Telecoms & IT

Slaughterhouse 5G

The Fight for Cyberspace

Israel, North Korea, Russia, Iran, the US, and China, as major cyberpowers, are all in the process of trying to claim territory in cyberspace.

Some of the hottest real estate on Earth in 2019 can’t be divided into parcels of land.

It’s not even visible.

It is on the electromagnetic spectrum, and deciding who gets to divvy it up could control the future of business as we know it.
New “5G,” or “fifth generation,” technology promises to deliver more data at much faster rates than the current standards. Although 5G offers less physical range for signals and requires more antennae to function, it opens up long-awaited possibilities for the kind of networking that driverless cars and telemedicine require to function.

The 5G rollout uses more energetic range of the radio spectrum, and needs to be parceled out by governments to companies for use. Already, the biggest US telecoms firms have staked claims to this part of the electromagnetic spectrum, which vibrates closer to infrared, than regular radio broadcasts.

Though it may never truly eclipse 4G, 5G has different possible applications, such as the directed transfer of information from point-to-point. Instead of 4G’s lawn sprinkler, 5G can be a data firehose.

And so, the march of progress brings greater and greater wonders, connecting more people and creating a global communications infrastructure that allows global business to flourish, either as digital companies or traditional ones digitalizing their operations.

The problem is that 5G rollout, unlike earlier incarnations of Internet and wireless technology, is happening in a “multipolar” world.

While the US is so far unmatched in military strength, it is only one major player among several when it comes to cyberspace and the equipment that makes it work. The electromagnetic spectrum has become the fiercest arena for conflict between states, and economic or even military advantage does not mean supremacy over an opponent. Israel, North Korea, Russia, Iran, the US, and China, as major cyberpowers, are all in the process of trying to claim territory in cyberspace, and it is not clear who will come out on top.

A strong advantage is likely to go to whoever can build the infrastructure itself. The US knows this from its own experience during the Cold War, when it built a global telecommunications network faster than its Soviet rival. US leadership sees China as poised to do the same, but with the US on the losing end this time.

All of these cyber powers could put new 5G technology to work for their advantage, and arguably already are trying to. What those advantages could look like is unclear, but US telecoms regulators fear Chinese technology implanted in US 5G circuitry could be turned on by Beijing in the event of a war. That would represent a violation of existing rules against targeting civilians in war, but for cyberspace there seem to be no real rules. For 5G to thrive, that lawlessness needs to end.

Cyberwar is bad for cyber business, and bad for consumers, too. Telecoms technology is subject the trade barriers in ways that restrict its flow between countries but also complicates their application inside countries.

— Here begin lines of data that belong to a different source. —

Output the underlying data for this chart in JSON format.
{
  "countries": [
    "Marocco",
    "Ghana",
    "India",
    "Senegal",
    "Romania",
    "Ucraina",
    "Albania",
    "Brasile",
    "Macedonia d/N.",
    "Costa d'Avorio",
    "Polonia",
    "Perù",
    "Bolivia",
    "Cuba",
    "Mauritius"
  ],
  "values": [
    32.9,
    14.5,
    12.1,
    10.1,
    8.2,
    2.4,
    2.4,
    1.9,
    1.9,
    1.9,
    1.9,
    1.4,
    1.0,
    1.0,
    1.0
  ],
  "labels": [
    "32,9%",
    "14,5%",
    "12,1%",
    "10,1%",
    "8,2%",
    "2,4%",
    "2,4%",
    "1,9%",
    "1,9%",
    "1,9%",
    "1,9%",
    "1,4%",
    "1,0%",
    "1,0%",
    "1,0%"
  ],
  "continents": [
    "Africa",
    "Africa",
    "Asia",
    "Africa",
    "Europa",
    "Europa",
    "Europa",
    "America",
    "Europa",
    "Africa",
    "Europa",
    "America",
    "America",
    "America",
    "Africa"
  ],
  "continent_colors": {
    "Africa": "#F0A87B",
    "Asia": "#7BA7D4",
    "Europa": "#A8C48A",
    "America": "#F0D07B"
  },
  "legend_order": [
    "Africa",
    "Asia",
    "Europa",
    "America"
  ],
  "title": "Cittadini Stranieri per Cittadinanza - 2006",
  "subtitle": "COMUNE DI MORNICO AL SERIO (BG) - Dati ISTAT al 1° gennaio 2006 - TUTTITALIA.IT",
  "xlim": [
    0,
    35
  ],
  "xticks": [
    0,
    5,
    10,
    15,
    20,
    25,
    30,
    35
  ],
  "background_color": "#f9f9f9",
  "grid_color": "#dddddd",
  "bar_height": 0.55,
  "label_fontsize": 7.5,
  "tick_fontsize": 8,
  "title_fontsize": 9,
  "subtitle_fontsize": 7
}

The world’s biggest technology companies are civilian in nature, but their products and properties are increasingly being drafted into inter-state cyber battles.

Microsoft president Brad Smith proposed a solution in 2017, a “Digital Geneva Convention,” one that encourages both transparency and discretion. Business should be there to report new hacking threats to governments, but governments should to report hacking vulnerabilities they find in civilian software, instead of exploiting those flaws in secret.

Governments also must restrain their development of cyberweapons, and make sure that once released, they cannot be duplicated for future attacks.

Just as competition for building 5G networks is happening in the invisible realm of electromagnetic radiation, the ethical dimensions of cyberwar are hard to visualize, as the battlefield is both worldwide and confined by the dimensions of a smartphone screen.

But Smith emphasizes that the physical infrastructure of the Internet is still civilian-owned property, as with the IP involved in software.

“In fundamental ways, this new plane of battle is different from those of the past. It starts with the fact that cyberspace does not exist in a clearly tangible form in the physical world,” Smith wrote in 2017. “But beyond this, cyberspace in fact is produced, operated, managed and secured by the private sector. Governments obviously play all sorts of critical roles, but the reality is that the targets in this new battle—from submarine cables to datacenters, servers, laptops, and smartphones—in fact are private property owned by civilians.”

States will have to commit to keeping business out of harm’s way.

5G technology promises to link up not just social media accounts to marketing firms, but the very gears and levers of modern civilization itself, transport, healthcare, or any other bit of infrastructure that could be made faster and more efficient with 5G. It is hard to even know yet, as the technology is still in its early stages.

Businesses need to lead the way on 5G in demanding protection from the liabilities imposed by cyber conflict undertaken by governments using civilian systems. If they do not do that, 5G and future technologies will continue to suffer unwelcome externalities that hurt their bottom line. Telecommunication companies are subject to regulatory scrutiny already, and benefit from the protection of their intellectual property and facilities that governments provide, but being dragged into a war was not part of the public-private partnership bargain.